Alcune volte cerco un luogo dove poter stare in pace, perché là fuori fa troppo freddo. Non fraintendetemi, io adoro l'inverno e il clima rigido, ciò che intendo è riferito a quella sensazione di sterilità autunnale che ti si attacca addosso come un cappotto troppo stretto, talmente aderente da togliere il fiato e farti sentire in un continuo stato di agitazione e disagio. Purtroppo certi abiti ho dovuto indossarli molto spesso nel corso della mia vita, e in questo periodo sembra che mi si siano cuciti addosso come una seconda pelle, accompagnandomi ovunque io vada. Vorrei scappare, correre come se avessi dei maledetti cani infernali che mi alitano alle spalle, allungando il passo fino ad allentare le articolazioni delle gambe e sorpassare il mio stesso respiro, che nel frattempo si condensa nell'aria come un nuvola trasparente di vapore.

C'è un luogo in particolare in cui vorrei perdermi, un posto irreale dove il calore ti entra dentro senza bruciarti, mentre una fresca brezza ti accarezza la pelle e ti bacia delicatamente sulle labbra, senza chiedere nulla in cambio, solo così... per fare una cortesia. Lo so che tutto ciò non esiste, però mi piace pensare che quella zona magica somigli un po' all'immagine ritratta nella splendida copertina di "The Words And The Days" del quintetto di Enrico Rava, uno dei jazzisti italiani più noti e conosciuti all'estero, capace di attraversare indenne più di quarant'anni di musica senza ripetersi e, soprattutto, rimanendo sostanzialmente se stesso. Il suo fraseggio, così gentile e allo stesso tempo capace di arrampicarsi verso una vetta che solo lui vede, si insinua sotto quel manto opprimente, minandone le basi della sua stessa esistenza, infatti come può esserci una prigione senza il prigioniero? Io non sono più lì, ora sono seduto sotto uno di quegli alberi, mi godo l'ombra e ascolto le note del pianoforte di Andrea Pozza, che punteggiano l'aria come lontane comete chiare ed evanescenti, mentre le bacchette di Roberto Gatto accarezzano le foglie con delicatezza e precisione, quasi fossero brina mattutina; nel frattempo la terra partecipa al sogno, vibrando dolcemente al suono del contrabbasso di Rosario Bonaccorso, assaporandone ogni sussulto e guizzo. Vicino a Rava, direttore dello spettacolo ed esso stesso spettatore, c'è anche Gianluca Petrella, l'altro cantastorie, che col suo trombone attraversa tutto questo splendido tessuto sonoro, completandone gli spazi ed assicurandone le cuciture, affinché resistano anche al gelo della notte.
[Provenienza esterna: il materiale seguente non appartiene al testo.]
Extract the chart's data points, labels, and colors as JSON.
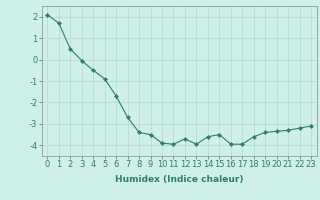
{
  "x": [
    0,
    1,
    2,
    3,
    4,
    5,
    6,
    7,
    8,
    9,
    10,
    11,
    12,
    13,
    14,
    15,
    16,
    17,
    18,
    19,
    20,
    21,
    22,
    23
  ],
  "y": [
    2.1,
    1.7,
    0.5,
    -0.05,
    -0.5,
    -0.9,
    -1.7,
    -2.7,
    -3.4,
    -3.5,
    -3.9,
    -3.95,
    -3.7,
    -3.95,
    -3.6,
    -3.5,
    -3.95,
    -3.95,
    -3.6,
    -3.4,
    -3.35,
    -3.3,
    -3.2,
    -3.1
  ],
  "xlabel": "Humidex (Indice chaleur)",
  "ylim": [
    -4.5,
    2.5
  ],
  "xlim": [
    -0.5,
    23.5
  ],
  "yticks": [
    -4,
    -3,
    -2,
    -1,
    0,
    1,
    2
  ],
  "xticks": [
    0,
    1,
    2,
    3,
    4,
    5,
    6,
    7,
    8,
    9,
    10,
    11,
    12,
    13,
    14,
    15,
    16,
    17,
    18,
    19,
    20,
    21,
    22,
    23
  ],
  "line_color": "#2e7d6e",
  "marker": "D",
  "marker_size": 2.0,
  "bg_color": "#cef0e8",
  "grid_color": "#b8dcd5",
  "xlabel_fontsize": 6.5,
  "tick_fontsize": 6.0
}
Alle spalle di tutti loro, un po' in disparte, c'è infine Manfred Eicher, che, sbirciando dietro il sipario, osserva quel tipo seduto sotto l'albero, lo vede mentre chiude gli occhi e respira ogni suono, poi si ritrae dietro le quinte, consapevole di aver allestito un altro splendido spettacolo. "Le parole e i giorni", così recita il titolo di questo album, ed è singolare vedere come i suoni valgano più di mille parole, forse perché sono scevri di quelle falsità che ogni giorno ci vengono buttate addosso e spacciate per educazione o senso civico; uno strumento racconta solo se percepisce un'essenza in chi lo usa, altrimenti emette solo delle note, vuote come quelle persone che, pur parlando per ore, producono solo sterili fonemi. All'inizio vagheggiavo di un rifugio, ed è proprio una sensazione di santuario che questi grandi musicisti sono riusciti a riprodurre nel loro lavoro. Ogni volta che metto il disco è come se bussassi rispettosamente ad una porta che, di sicuro, mi verrà aperta...
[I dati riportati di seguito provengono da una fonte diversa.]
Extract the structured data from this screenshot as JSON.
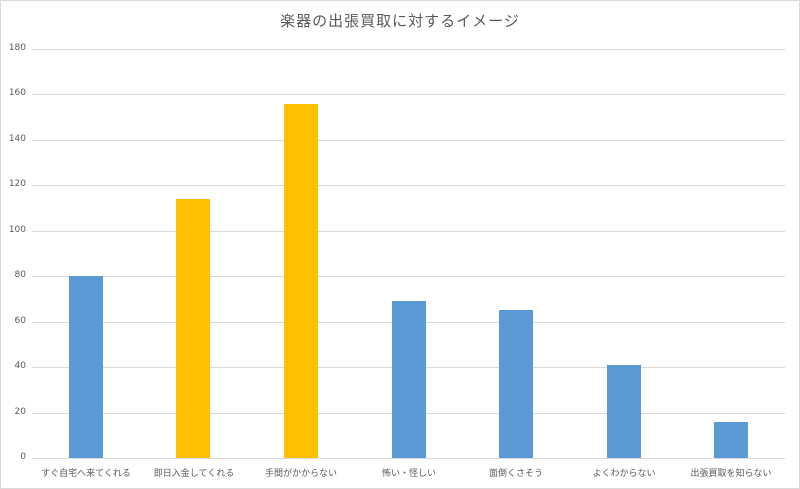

L'unico problema è che prima o poi dovrò abbandonare quell'oasi, indossare il cappotto troppo stretto e tornare al freddo, anche se ho la consapevolezza che quel luogo è sempre lì, basta poco: aprire una custodia di plastica e poggiare un cd su un carrello scorrevole, poi finalmente si può smettere di piangere. Enrico Rava Quintet: Enrico rava: Trumpet; Gianluca Petrella: Trombone; Andrea Pozza: Piano; Rosario Bonaccorso: Double Bass; Roberto Gatto: Drums.